H.R.3361 (EH, or "Engrossed in House")
Roll call: http://clerk.house.gov/evs/2014/roll230.xml
Points: -2
Justification: While originally a strong bill, it was watered down substantially before it passed the House. Many of the original cosponsors actually voted against the bill when it was brought for a final vote; however the passage of this bill gives the Senate an opportunity to take up reform. Thus, representatives are penalized only 3 points for voting for it, not 4. Please note that H.R. 3361 (EH) is the final version of the original USA FREEDOM Act that was modified after passing the House Judiciary Committee and before coming to the House floor for a final vote.

More about the bill: The original version of the USA FREEDOM Act was designed to rein in the NSA; however, the bill was amended heavily before it reached the Floor of the House for a vote. In its final version, core definitions in the bill were changed to continue a potential for the mass collection of records. The final version also removed many transparency requirements and strong FISA court reform that appeared in the original USA FREEDOM Act.

Co-Sponsoring FISA Transparency and Modernization Act

H.R. 4291
Points: -4
Justification: This bill is designed to entrench mass surveillance while promising modest transparency fixes.
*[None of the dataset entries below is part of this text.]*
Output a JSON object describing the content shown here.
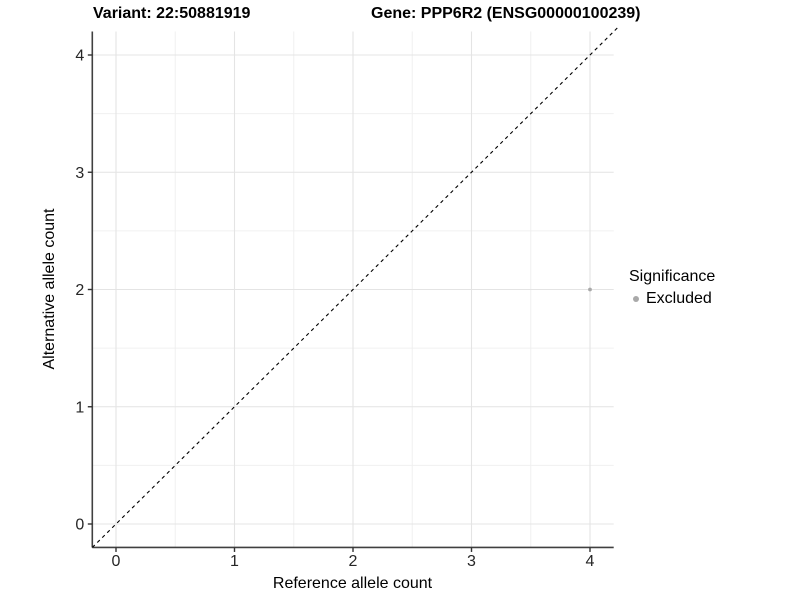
{
  "chart_data": {
    "type": "scatter",
    "title_left": "Variant: 22:50881919",
    "title_right": "Gene: PPP6R2 (ENSG00000100239)",
    "xlabel": "Reference allele count",
    "ylabel": "Alternative allele count",
    "xlim": [
      -0.2,
      4.2
    ],
    "ylim": [
      -0.2,
      4.2
    ],
    "x_ticks": [
      0,
      1,
      2,
      3,
      4
    ],
    "y_ticks": [
      0,
      1,
      2,
      3,
      4
    ],
    "grid": {
      "show_major": true,
      "show_minor": true,
      "major_color": "#e4e4e4",
      "minor_color": "#f0f0f0"
    },
    "reference_line": {
      "description": "identity line y = x",
      "style": "dashed",
      "color": "#000000",
      "from": [
        -0.2,
        -0.2
      ],
      "to": [
        4.23,
        4.23
      ]
    },
    "series": [
      {
        "name": "Excluded",
        "color": "#a9a9a9",
        "marker": "circle",
        "points": [
          {
            "x": 4,
            "y": 2
          }
        ]
      }
    ],
    "legend": {
      "title": "Significance",
      "position": "right",
      "entries": [
        {
          "label": "Excluded",
          "color": "#a9a9a9",
          "marker": "circle"
        }
      ]
    },
    "axis_style": {
      "axis_line_color": "#404040",
      "tick_color": "#333333",
      "tick_label_color": "#262626",
      "tick_label_size": 16
    }
  }
}
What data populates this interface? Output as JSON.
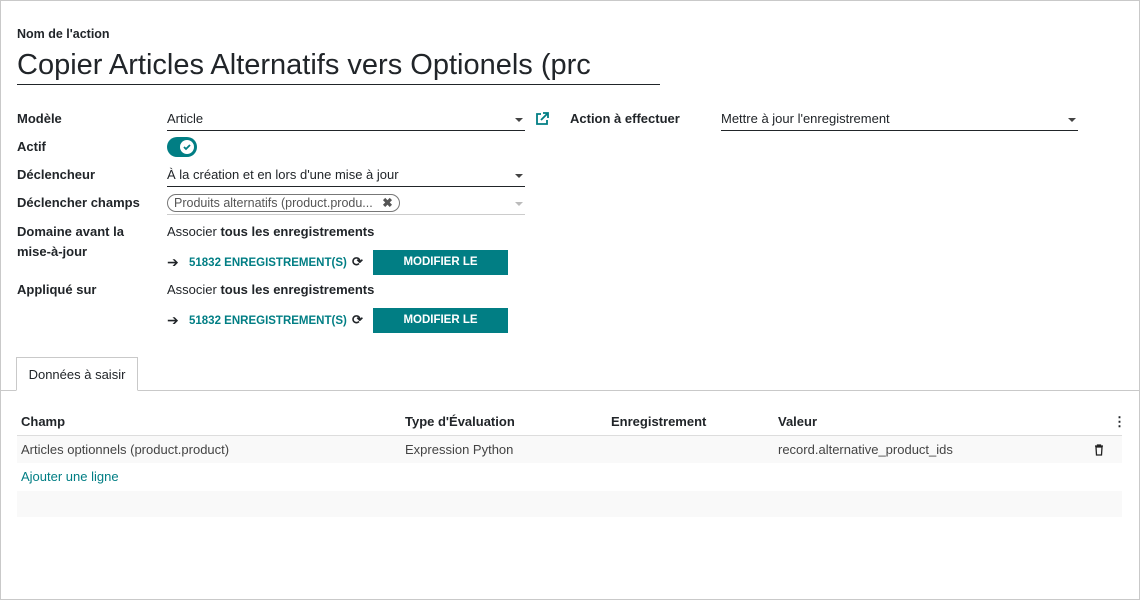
{
  "form": {
    "name_label": "Nom de l'action",
    "name_value": "Copier Articles Alternatifs vers Optionels (prc",
    "model_label": "Modèle",
    "model_value": "Article",
    "active_label": "Actif",
    "active_value": true,
    "trigger_label": "Déclencheur",
    "trigger_value": "À la création et en lors d'une mise à jour",
    "trigger_fields_label": "Déclencher champs",
    "trigger_fields_tag": "Produits alternatifs (product.produ...",
    "domain_before_label": "Domaine avant la mise-à-jour",
    "domain_before_text_prefix": "Associer ",
    "domain_before_text_bold": "tous les enregistrements",
    "domain_before_count": "51832 ENREGISTREMENT(S)",
    "domain_before_button": "MODIFIER LE DOMAINE",
    "applied_label": "Appliqué sur",
    "applied_text_prefix": "Associer ",
    "applied_text_bold": "tous les enregistrements",
    "applied_count": "51832 ENREGISTREMENT(S)",
    "applied_button": "MODIFIER LE DOMAINE",
    "action_label": "Action à effectuer",
    "action_value": "Mettre à jour l'enregistrement"
  },
  "tabs": [
    {
      "label": "Données à saisir",
      "active": true
    }
  ],
  "table": {
    "columns": [
      "Champ",
      "Type d'Évaluation",
      "Enregistrement",
      "Valeur"
    ],
    "rows": [
      [
        "Articles optionnels (product.product)",
        "Expression Python",
        "",
        "record.alternative_product_ids"
      ]
    ],
    "add_line": "Ajouter une ligne"
  },
  "colors": {
    "accent": "#017e84"
  }
}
It’s a bill written by the House Intelligence Committee, which has historically defended the NSA's surveillance programs, and is often called a "fake fix" to NSA reform.

More about the bill: The FISA Transparency and Modernization Act seeks to codify the NSA's bulk collection of calling records, while also expanding the surveillance powers of the NSA. Worse, various provisions would codify a host of possible collection, retention, and searching procedures, including orders for production of records issued without any judicial approval.